Hub vs. Switch - What's the Difference?
The basic difference between Hubs and Switches
Hubs and switches form the backbone of almost all Local Area Networks (LANs) in use today, but do you know the difference between them? If you're looking to buy a hub or switch soon, you may want to pay attention to the following explanation to help you prevent slow networking speeds and frustration when running a LAN for your home or small office.
The most obvious difference between hubs and switches is that, in the history of networking, hubs came first. This is essential to understand because while they both do the same thing, there is a massive difference in the relative performance of each.
In very basic terms, let's have a look at how hubs and switches work in order to find out which is better and why.
Hubs are one of the oldest types of Ethernet networking devices you can find, and naturally, they are also the cheapest.
Most hubs allow you to interconnect four or more computers, up to a maximum of 1024 computers in a stacked hub arrangement. If you need to expand your network, you can connect two or more hubs together by daisy-chaining them via their built-in Uplink ports (which look similar to ordinary RJ45 Ethernet ports but are specifically marked "Uplink", "MDI-X", or "OUT" depending on the brand and model).
Those are the quick-and-dirty details - now to see how hubs actually transmit data across the network, which is the most significant way in which hubs differ from switches.
When a computer connected to a hub needs to send a file to another computer, it shoots off the data to the hub through the network cable and lets the hub take care of the rest. Once the hub has received the file data, it pushes out (or "broadcasts") the file to all the other computers connected the hub. This means that a copy of the file travels along each cable on the network, which prevents any further use of the network while this communication takes place.
If any of the other computers on the network try to send anything before the first file has been fully transmitted, a "collision" will occur. Collisions are detected automatically by the computer's network card by means of the Carrier Sense Multiple Access / Collision Detection (CSMA/CD) protocol which was designed to handle exactly these situations.
And don't worry, collisions aren't as scary as they sound - it just means that the computers attempting to send data through a busy network need to wait until the cables are free before they can resend.
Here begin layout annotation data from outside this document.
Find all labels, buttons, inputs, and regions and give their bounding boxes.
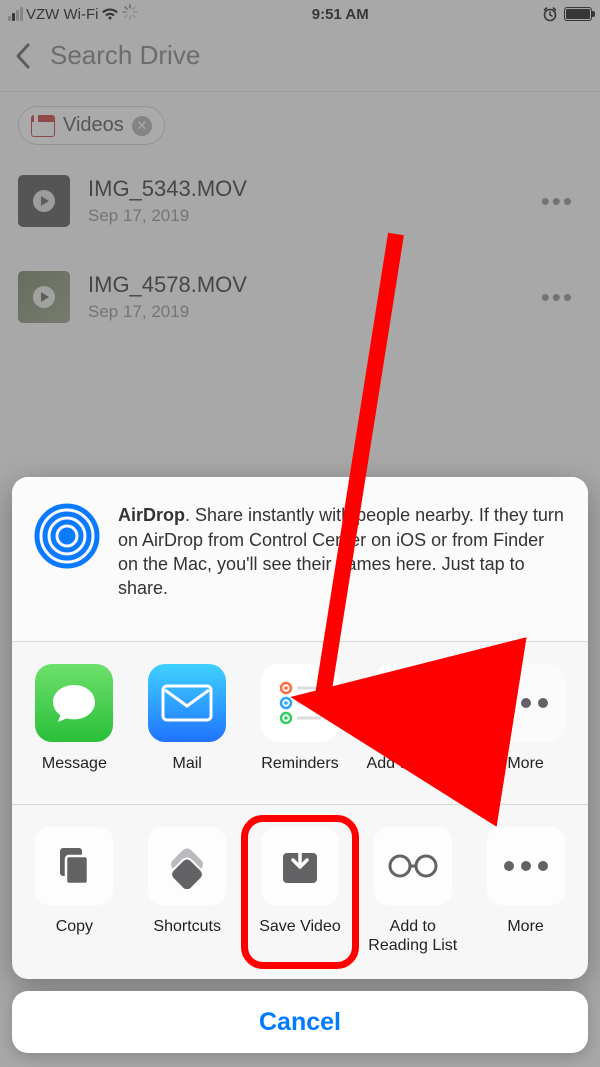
airdrop-section[interactable]: AirDrop. Share instantly with people nea…	[12, 477, 588, 641]
cancel-label: Cancel	[259, 1008, 341, 1037]
share-targets-row: Message Mail Reminders Add to Notes More	[12, 642, 588, 805]
share-target-label: More	[507, 754, 543, 792]
readinglist-icon	[374, 827, 452, 905]
share-target-label: Mail	[173, 754, 202, 792]
action-label: Copy	[56, 917, 93, 955]
share-sheet: AirDrop. Share instantly with people nea…	[12, 477, 588, 979]
action-more[interactable]: More	[473, 827, 579, 955]
share-target-more[interactable]: More	[473, 664, 579, 792]
copy-icon	[35, 827, 113, 905]
airdrop-icon	[34, 503, 100, 569]
action-label: Shortcuts	[153, 917, 221, 955]
shortcuts-icon	[148, 827, 226, 905]
notes-app-icon	[374, 664, 452, 742]
actions-row: Copy Shortcuts Save Video Add to Reading Li…	[12, 805, 588, 979]
action-readinglist[interactable]: Add to Reading List	[360, 827, 466, 955]
action-savevideo[interactable]: Save Video	[247, 827, 353, 955]
reminders-app-icon	[261, 664, 339, 742]
cancel-button[interactable]: Cancel	[12, 991, 588, 1053]
action-label: More	[507, 917, 543, 955]
share-target-message[interactable]: Message	[21, 664, 127, 792]
share-target-label: Reminders	[261, 754, 338, 792]
share-target-label: Add to Notes	[367, 754, 460, 792]
action-label: Add to Reading List	[360, 917, 466, 955]
action-shortcuts[interactable]: Shortcuts	[134, 827, 240, 955]
savevideo-icon	[261, 827, 339, 905]
airdrop-description: AirDrop. Share instantly with people nea…	[118, 503, 566, 600]
action-copy[interactable]: Copy	[21, 827, 127, 955]
more-icon	[487, 827, 565, 905]
more-icon	[487, 664, 565, 742]
share-target-notes[interactable]: Add to Notes	[360, 664, 466, 792]
share-target-mail[interactable]: Mail	[134, 664, 240, 792]
message-app-icon	[35, 664, 113, 742]
share-target-label: Message	[42, 754, 107, 792]
share-target-reminders[interactable]: Reminders	[247, 664, 353, 792]
action-label: Save Video	[259, 917, 341, 955]
mail-app-icon	[148, 664, 226, 742]
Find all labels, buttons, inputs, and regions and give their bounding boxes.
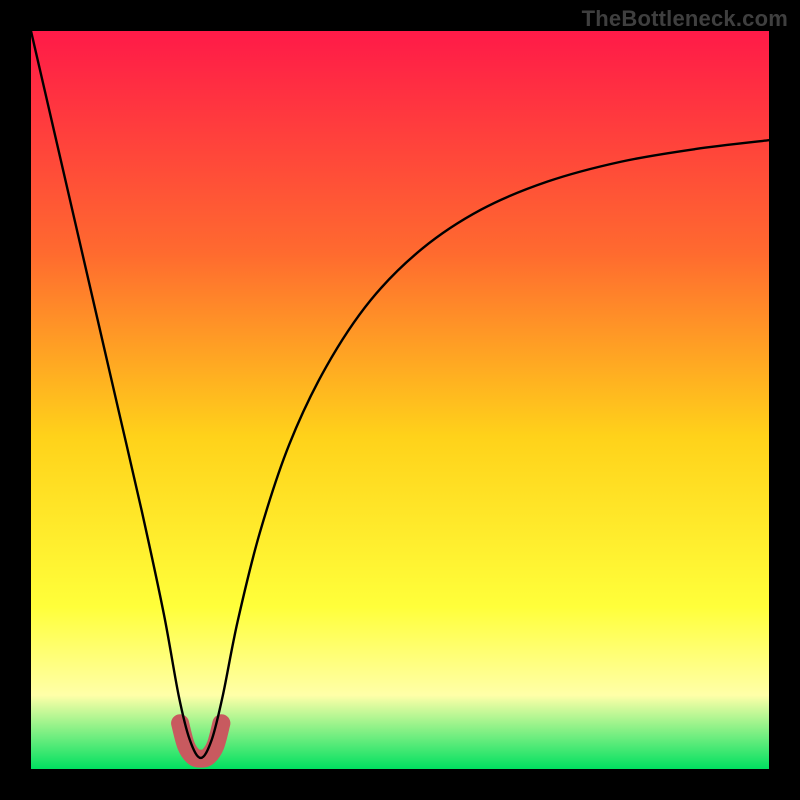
- chart-svg: [31, 31, 769, 769]
- plot-area: [31, 31, 769, 769]
- outer-frame: TheBottleneck.com: [0, 0, 800, 800]
- watermark-text: TheBottleneck.com: [582, 6, 788, 32]
- gradient-background: [31, 31, 769, 769]
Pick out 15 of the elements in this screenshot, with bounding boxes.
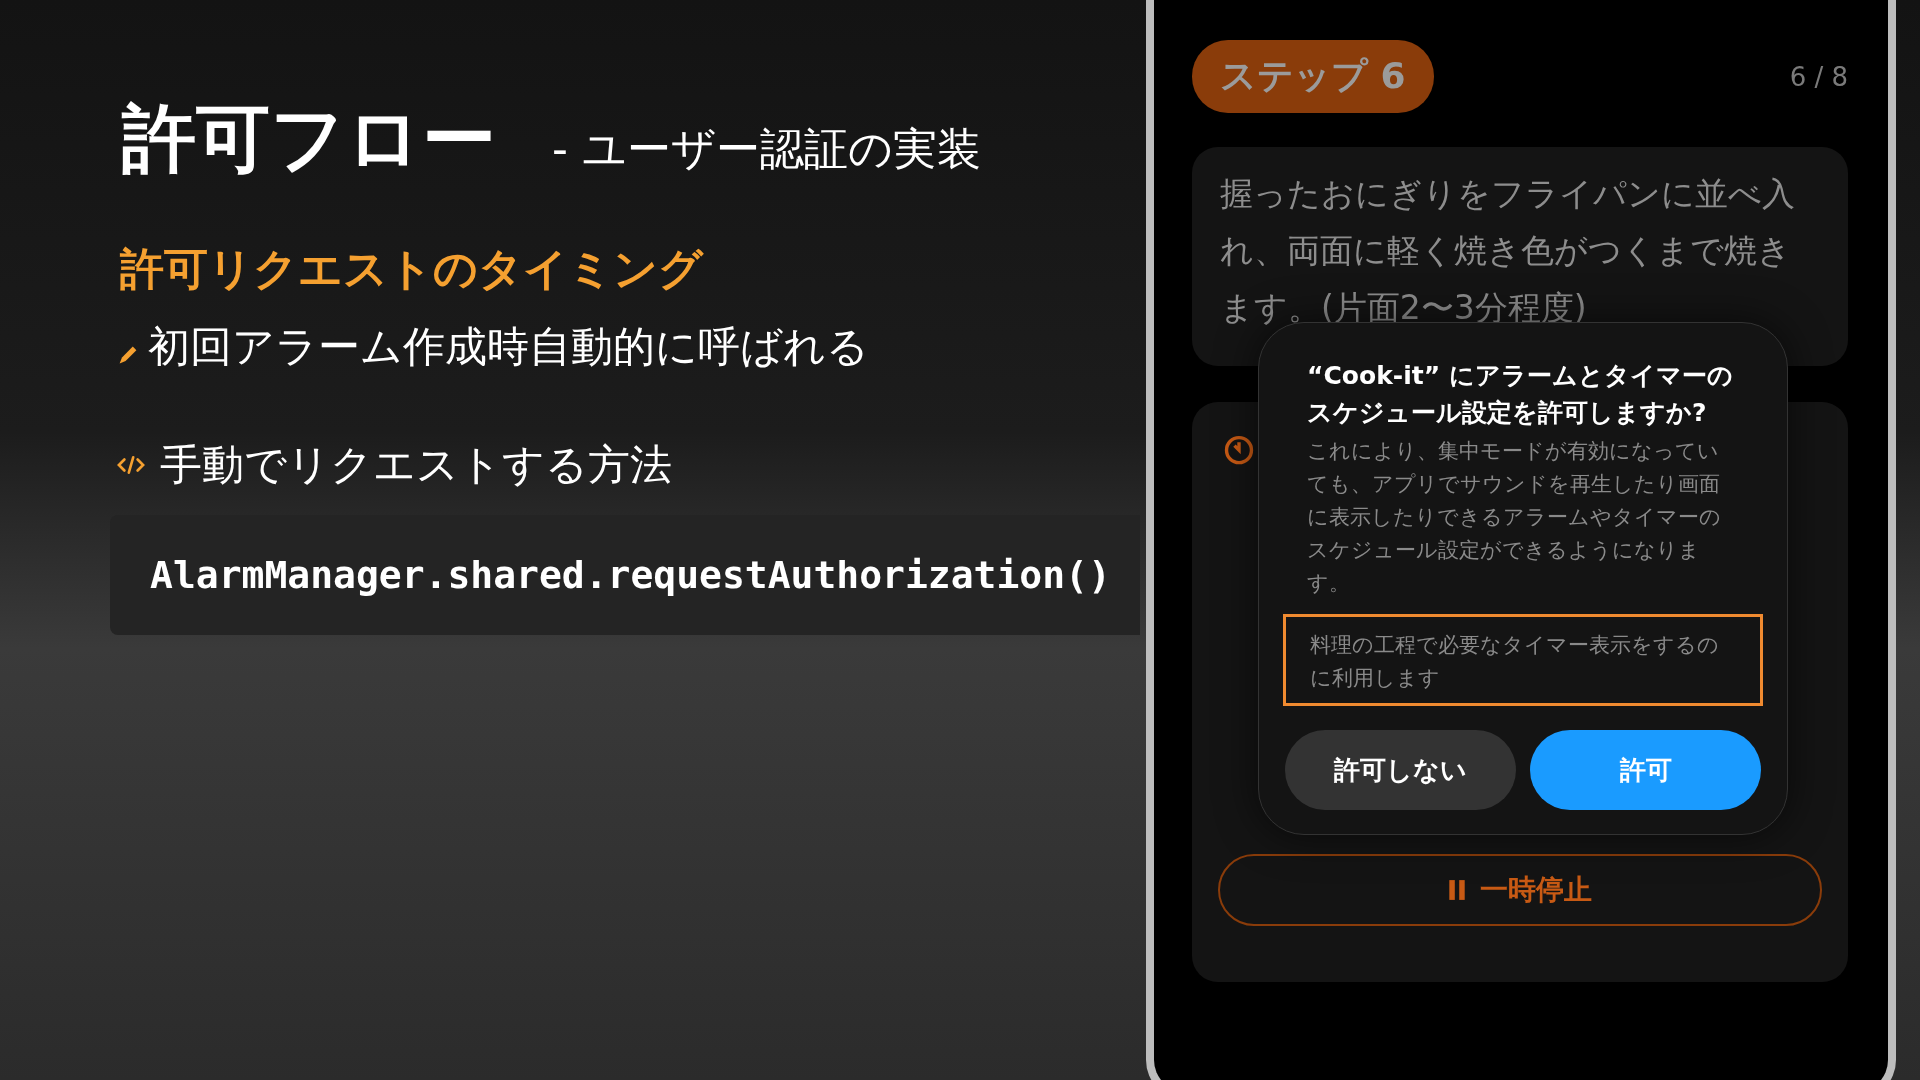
pause-icon: [1448, 879, 1466, 901]
code-icon: [116, 454, 146, 476]
slide-title: 許可フロー: [122, 94, 496, 183]
pause-button[interactable]: 一時停止: [1218, 854, 1822, 926]
dialog-message: これにより、集中モードが有効になっていても、アプリでサウンドを再生したり画面に表示したりできるアラームやタイマーのスケジュール設定ができるようになります。: [1306, 438, 1722, 597]
section-heading: 許可リクエストのタイミング: [119, 242, 705, 296]
step-counter: 6 / 8: [1789, 61, 1848, 92]
allow-button[interactable]: 許可: [1530, 730, 1761, 810]
code-block: AlarmManager.shared.requestAuthorization(): [110, 515, 1140, 635]
bullet-text: 初回アラーム作成時自動的に呼ばれる: [148, 321, 869, 373]
usage-note: 料理の工程で必要なタイマー表示をするのに利用します: [1283, 614, 1763, 706]
deny-button[interactable]: 許可しない: [1285, 730, 1516, 810]
slide-subtitle: - ユーザー認証の実装: [552, 122, 981, 176]
bullet-text: 手動でリクエストする方法: [160, 439, 672, 491]
step-badge: ステップ 6: [1192, 40, 1434, 113]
Switches are very similar to hubs in outward appearance and perform the same overall function in terms of connecting computers to each other on a network. Look inside, however, and you'll find a certain intelligence that hubs simply don't have.
Switches contain sophisticated electronics that control the flow of data across the network in a clever and much more efficient manner than hubs. When any computer connects to the switch, the switch uses what is called a Source Addressing Table (SAT) to assign that computer its own virtual identity on the network based on its unique MAC address.
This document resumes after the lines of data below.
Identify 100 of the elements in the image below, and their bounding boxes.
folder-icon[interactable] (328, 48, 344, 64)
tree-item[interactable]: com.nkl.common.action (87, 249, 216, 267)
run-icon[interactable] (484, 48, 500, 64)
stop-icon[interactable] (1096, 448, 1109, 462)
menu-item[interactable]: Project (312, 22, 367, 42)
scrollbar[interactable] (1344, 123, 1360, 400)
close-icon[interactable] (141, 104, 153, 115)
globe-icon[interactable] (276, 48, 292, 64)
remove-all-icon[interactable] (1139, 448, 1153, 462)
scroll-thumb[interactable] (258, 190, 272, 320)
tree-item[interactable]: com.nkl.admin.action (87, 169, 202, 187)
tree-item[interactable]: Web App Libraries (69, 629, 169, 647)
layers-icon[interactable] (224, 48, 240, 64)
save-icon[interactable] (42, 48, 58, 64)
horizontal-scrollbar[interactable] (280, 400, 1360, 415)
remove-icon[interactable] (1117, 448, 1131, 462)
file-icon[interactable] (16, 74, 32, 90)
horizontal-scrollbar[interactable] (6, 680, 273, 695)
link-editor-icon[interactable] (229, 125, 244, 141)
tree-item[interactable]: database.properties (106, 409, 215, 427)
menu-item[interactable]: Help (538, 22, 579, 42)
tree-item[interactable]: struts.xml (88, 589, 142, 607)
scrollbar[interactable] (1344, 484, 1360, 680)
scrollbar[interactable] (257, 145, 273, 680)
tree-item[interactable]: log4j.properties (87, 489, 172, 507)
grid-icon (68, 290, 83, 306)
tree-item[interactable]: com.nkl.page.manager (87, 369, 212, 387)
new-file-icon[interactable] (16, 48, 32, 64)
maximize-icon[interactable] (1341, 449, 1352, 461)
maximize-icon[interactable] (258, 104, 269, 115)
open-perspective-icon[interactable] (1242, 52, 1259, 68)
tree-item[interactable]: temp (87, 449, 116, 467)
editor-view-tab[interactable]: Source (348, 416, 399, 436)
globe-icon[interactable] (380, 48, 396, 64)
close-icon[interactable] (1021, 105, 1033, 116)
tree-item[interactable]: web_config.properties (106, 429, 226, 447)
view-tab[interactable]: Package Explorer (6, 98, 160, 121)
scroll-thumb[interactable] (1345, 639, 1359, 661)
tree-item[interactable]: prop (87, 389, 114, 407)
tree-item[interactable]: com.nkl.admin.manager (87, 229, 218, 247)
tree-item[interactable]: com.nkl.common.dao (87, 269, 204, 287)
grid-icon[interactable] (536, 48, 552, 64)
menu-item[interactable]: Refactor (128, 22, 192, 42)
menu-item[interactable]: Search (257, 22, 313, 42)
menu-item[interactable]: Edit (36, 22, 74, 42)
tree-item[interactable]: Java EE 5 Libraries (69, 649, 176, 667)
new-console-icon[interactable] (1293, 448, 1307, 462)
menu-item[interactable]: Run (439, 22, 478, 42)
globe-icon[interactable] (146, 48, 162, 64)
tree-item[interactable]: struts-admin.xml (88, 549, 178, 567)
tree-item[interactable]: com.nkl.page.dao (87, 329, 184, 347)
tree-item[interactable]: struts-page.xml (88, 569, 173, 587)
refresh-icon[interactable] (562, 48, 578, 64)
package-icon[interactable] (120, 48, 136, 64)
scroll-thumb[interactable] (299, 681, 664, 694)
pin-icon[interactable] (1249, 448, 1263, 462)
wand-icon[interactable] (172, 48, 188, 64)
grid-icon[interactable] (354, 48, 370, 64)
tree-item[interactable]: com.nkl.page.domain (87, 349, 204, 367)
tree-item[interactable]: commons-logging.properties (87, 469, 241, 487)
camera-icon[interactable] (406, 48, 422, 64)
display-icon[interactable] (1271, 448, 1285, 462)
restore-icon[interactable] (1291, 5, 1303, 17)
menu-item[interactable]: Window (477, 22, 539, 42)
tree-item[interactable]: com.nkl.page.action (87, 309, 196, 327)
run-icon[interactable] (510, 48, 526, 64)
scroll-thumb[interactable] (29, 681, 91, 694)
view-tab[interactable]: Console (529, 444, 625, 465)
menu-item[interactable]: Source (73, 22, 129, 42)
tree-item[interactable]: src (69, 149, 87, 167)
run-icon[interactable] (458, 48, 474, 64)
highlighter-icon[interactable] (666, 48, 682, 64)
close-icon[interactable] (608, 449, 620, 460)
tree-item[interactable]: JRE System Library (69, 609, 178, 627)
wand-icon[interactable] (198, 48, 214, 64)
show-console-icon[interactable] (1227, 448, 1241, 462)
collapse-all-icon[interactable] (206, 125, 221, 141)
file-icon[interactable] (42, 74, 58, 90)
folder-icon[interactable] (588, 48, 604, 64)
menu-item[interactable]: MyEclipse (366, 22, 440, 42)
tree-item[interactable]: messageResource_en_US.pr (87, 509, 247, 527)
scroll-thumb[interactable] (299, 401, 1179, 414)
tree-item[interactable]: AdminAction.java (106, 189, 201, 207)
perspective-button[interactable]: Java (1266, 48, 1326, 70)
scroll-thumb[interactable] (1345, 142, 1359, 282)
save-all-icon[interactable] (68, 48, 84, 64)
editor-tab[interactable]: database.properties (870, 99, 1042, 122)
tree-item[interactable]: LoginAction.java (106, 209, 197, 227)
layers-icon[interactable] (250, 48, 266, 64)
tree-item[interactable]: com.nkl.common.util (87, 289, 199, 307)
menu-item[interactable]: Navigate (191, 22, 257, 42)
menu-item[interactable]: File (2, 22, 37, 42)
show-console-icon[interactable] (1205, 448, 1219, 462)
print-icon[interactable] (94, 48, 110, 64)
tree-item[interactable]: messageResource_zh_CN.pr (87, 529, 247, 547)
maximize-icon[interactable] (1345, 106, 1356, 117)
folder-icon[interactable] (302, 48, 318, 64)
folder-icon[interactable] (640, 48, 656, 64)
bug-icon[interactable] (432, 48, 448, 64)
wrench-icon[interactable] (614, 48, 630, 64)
If you send a file from one computer to another on a switch-based network, the data will pass through the switch and get routed only to the particular computer for which the file is intended. So not only are switches generally faster than most hubs, they also make much more efficient use of their bandwidth across the entire network since there are never any collisions.
Of course, there are several other minor differences between hubs and switches, but for practical purposes this article has covered only the most significant aspect. Unless you are looking to learn more about networking and communication as an engineer or IT technician, you shouldn't worry yourself with the finer details or technical pedantry because at the end of the day they both achieve the same function in different ways.
It should now be clear to you that both hubs and switches will let you run a small home or office network, whereas only a switch will give you that extra performance you'll need if you plan on using the network on a regular basis. On the other hand, if you are severely strapped for cash and you won't be using more than four computers in a network at once, then you should have no problems going with a hub.